Organizations often come into the world of workforce health and wellness without the tools needed to start off on the right foot. Most of the time organizations are still determining if implementing a wellness program is a smart idea in the first place. Companies are unable to measure or even estimate the economic value or return. If the top health issues faced by a company are unknown, there’s no reason to start a program. What can it be measured against?
Cultural fit matters as well. If a yoga program is introduced to a brewing company in Milwaukee, there’s a problem! While this is admittedly a stereotype—there are plenty of big, burly guys and gals who love to roll out a yoga mat too—the idea is an old one. Companies should know what types of health and wellbeing programs their workforce is willing to engage in before spending any money.
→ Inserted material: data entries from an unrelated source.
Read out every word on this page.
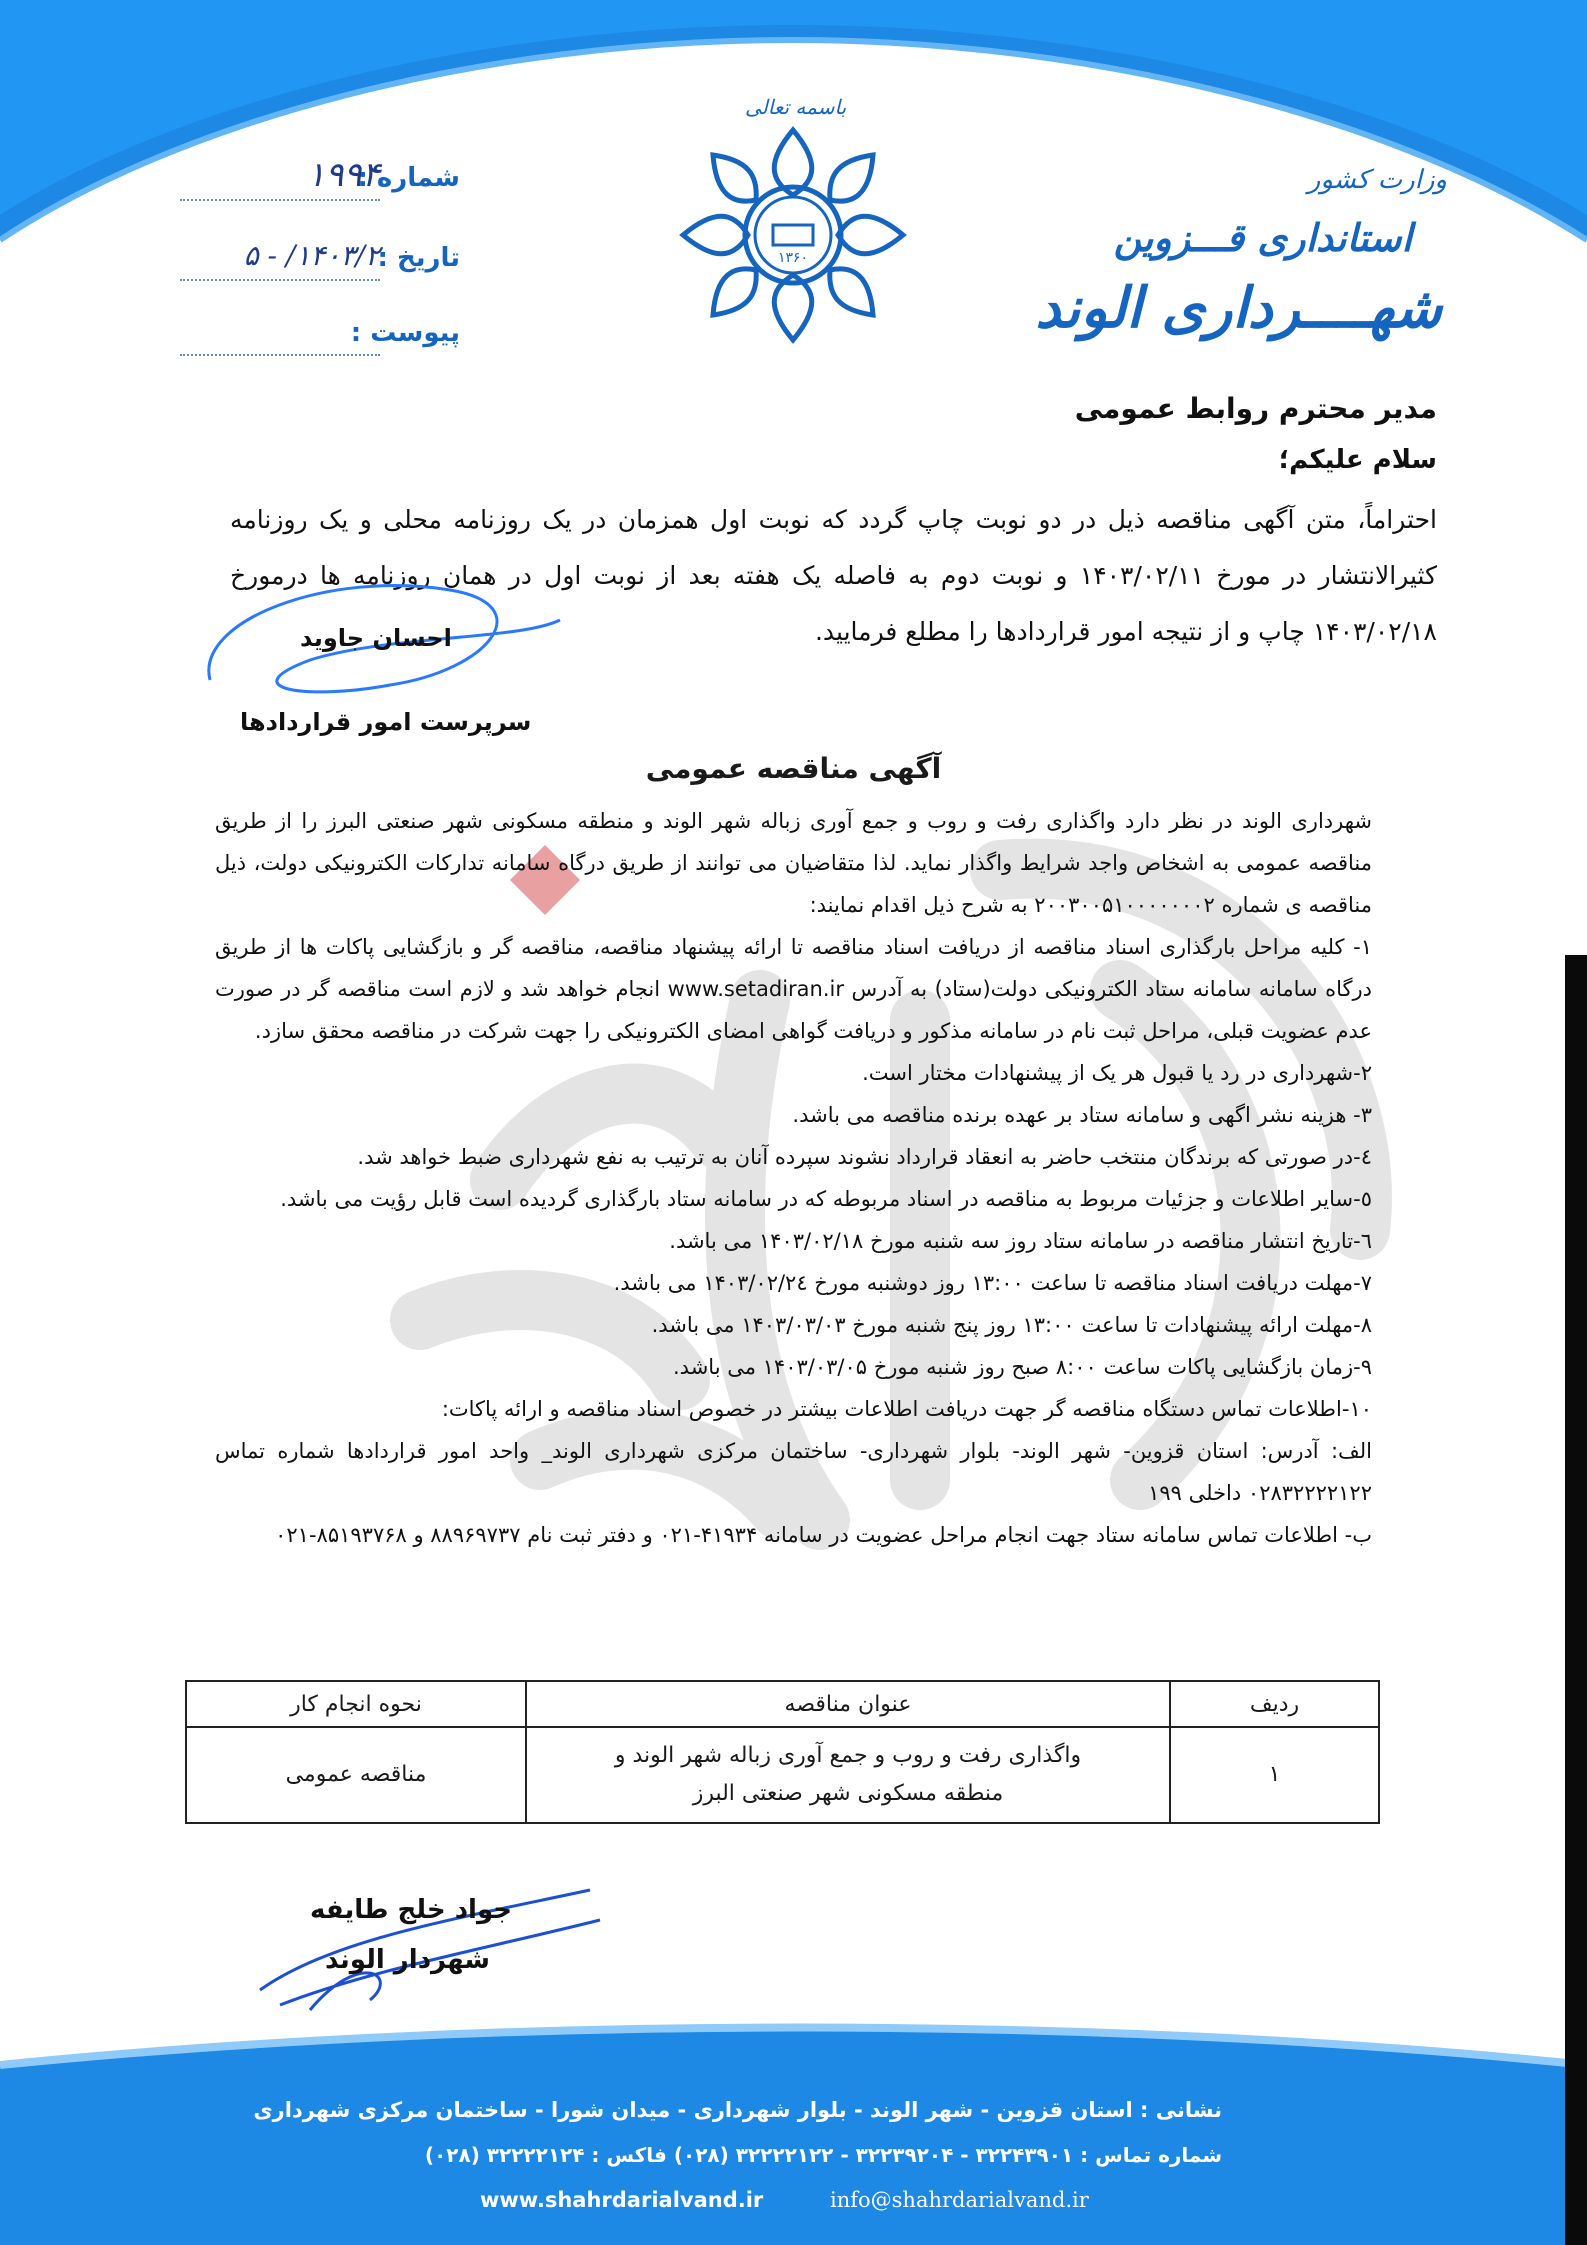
شماره :
۱۹۹۴
تاریخ :
۱۴۰۳/۲/ - ۵
پیوست :
باسمه تعالی
۱۳۶۰
وزارت کشور
استانداری قـــزوین
شهــــرداری الوند
مدیر محترم روابط عمومی
سلام علیکم؛
احتراماً، متن آگهی مناقصه ذیل در دو نوبت چاپ گردد که نوبت اول همزمان در یک روزنامه محلی و یک روزنامه کثیرالانتشار در مورخ ۱۴۰۳/۰۲/۱۱ و نوبت دوم به فاصله یک هفته بعد از نوبت اول در همان روزنامه ها درمورخ ۱۴۰۳/۰۲/۱۸ چاپ و از نتیجه امور قراردادها را مطلع فرمایید.
احسان جاوید
سرپرست امور قراردادها
آگهی مناقصه عمومی

شهرداری الوند در نظر دارد واگذاری رفت و روب و جمع آوری زباله شهر الوند و منطقه مسکونی شهر صنعتی البرز را از طریق مناقصه عمومی به اشخاص واجد شرایط واگذار نماید. لذا متقاضیان می توانند از طریق درگاه سامانه تدارکات الکترونیکی دولت، ذیل مناقصه ی شماره ۲۰۰۳۰۰۵۱۰۰۰۰۰۰۰۲ به شرح ذیل اقدام نمایند:

۱- کلیه مراحل بارگذاری اسناد مناقصه از دریافت اسناد مناقصه تا ارائه پیشنهاد مناقصه، مناقصه گر و بازگشایی پاکات ها از طریق درگاه سامانه سامانه ستاد الکترونیکی دولت(ستاد) به آدرس www.setadiran.ir انجام خواهد شد و لازم است مناقصه گر در صورت عدم عضویت قبلی، مراحل ثبت نام در سامانه مذکور و دریافت گواهی امضای الکترونیکی را جهت شرکت در مناقصه محقق سازد.

۲-شهرداری در رد یا قبول هر یک از پیشنهادات مختار است.

۳- هزینه نشر اگهی و سامانه ستاد بر عهده برنده مناقصه می باشد.

٤-در صورتی که برندگان منتخب حاضر به انعقاد قرارداد نشوند سپرده آنان به ترتیب به نفع شهرداری ضبط خواهد شد.

٥-سایر اطلاعات و جزئیات مربوط به مناقصه در اسناد مربوطه که در سامانه ستاد بارگذاری گردیده است قابل رؤیت می باشد.

٦-تاریخ انتشار مناقصه در سامانه ستاد روز سه شنبه مورخ ۱۴۰۳/۰۲/۱۸ می باشد.

۷-مهلت دریافت اسناد مناقصه تا ساعت ۱۳:۰۰ روز دوشنبه مورخ ۱۴۰۳/۰۲/۲٤ می باشد.

۸-مهلت ارائه پیشنهادات تا ساعت ۱۳:۰۰ روز پنج شنبه مورخ ۱۴۰۳/۰۳/۰۳ می باشد.

۹-زمان بازگشایی پاکات ساعت ۸:۰۰ صبح روز شنبه مورخ ۱۴۰۳/۰۳/۰۵ می باشد.

۱۰-اطلاعات تماس دستگاه مناقصه گر جهت دریافت اطلاعات بیشتر در خصوص اسناد مناقصه و ارائه پاکات:

الف: آدرس: استان قزوین- شهر الوند- بلوار شهرداری- ساختمان مرکزی شهرداری الوند_ واحد امور قراردادها شماره تماس ۰۲۸۳۲۲۲۲۱۲۲ داخلی ۱۹۹

ب- اطلاعات تماس سامانه ستاد جهت انجام مراحل عضویت در سامانه ۴۱۹۳۴-۰۲۱ و دفتر ثبت نام ۸۸۹۶۹۷۳۷ و ۸۵۱۹۳۷۶۸-۰۲۱

ردیف	عنوان مناقصه	نحوه انجام کار
۱	واگذاری رفت و روب و جمع آوری زباله شهر الوند و منطقه مسکونی شهر صنعتی البرز	مناقصه عمومی
جواد خلج طایفه
شهردار الوند
نشانی : استان قزوین - شهر الوند - بلوار شهرداری - میدان شورا - ساختمان مرکزی شهرداری
شماره تماس : ۳۲۲۴۳۹۰۱ - ۳۲۲۳۹۲۰۴ - ۳۲۲۲۲۱۲۲ (۰۲۸) فاکس : ۳۲۲۲۲۱۲۴ (۰۲۸)
www.shahrdarialvand.ir	info@shahrdarialvand.ir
Companies clearly have a unique interest in controlling their own health related costs, and there are a range of options for addressing those costs, but any effective management strategy needs to include population data AND a viable way of analyzing that data. Combined, this information can identify which strategies are likely to pay off, both in cost-effectiveness and in actual employee health benefits.
The fact is most companies struggle to understand the health of their population. And not just any wellness program – or even the same wellness program – will work for all companies. Wellness programs alone do not necessarily reduce overall spending. There are upfront investments and startup costs. To boot, the goal is a long term one. Population health doesn’t change overnight so a measurement program has to understand this and be able to consistently follow company efforts year after year. Without the help of population health management tools, it is impossible to know if health promotion programs are working how they should be.
Companies have limited time, resources, and budgets for already skyrocketing health costs. So for many, it will come down to priorities. How can we get the most out of our precious health, wellness, and wellbeing spending? The ability to find opportunities that can truly make a difference for each individual population group is the first step.
Big data is being folded into every aspect of corporations, and leveraging big data for healthcare can solve the current industry issue of measuring and managing healthcare costs. By using big data, companies can gain an understanding of the underlying health issues for their unique population. This understanding allows companies to make smart health, program, and economic decisions when deciding how to approach population health management.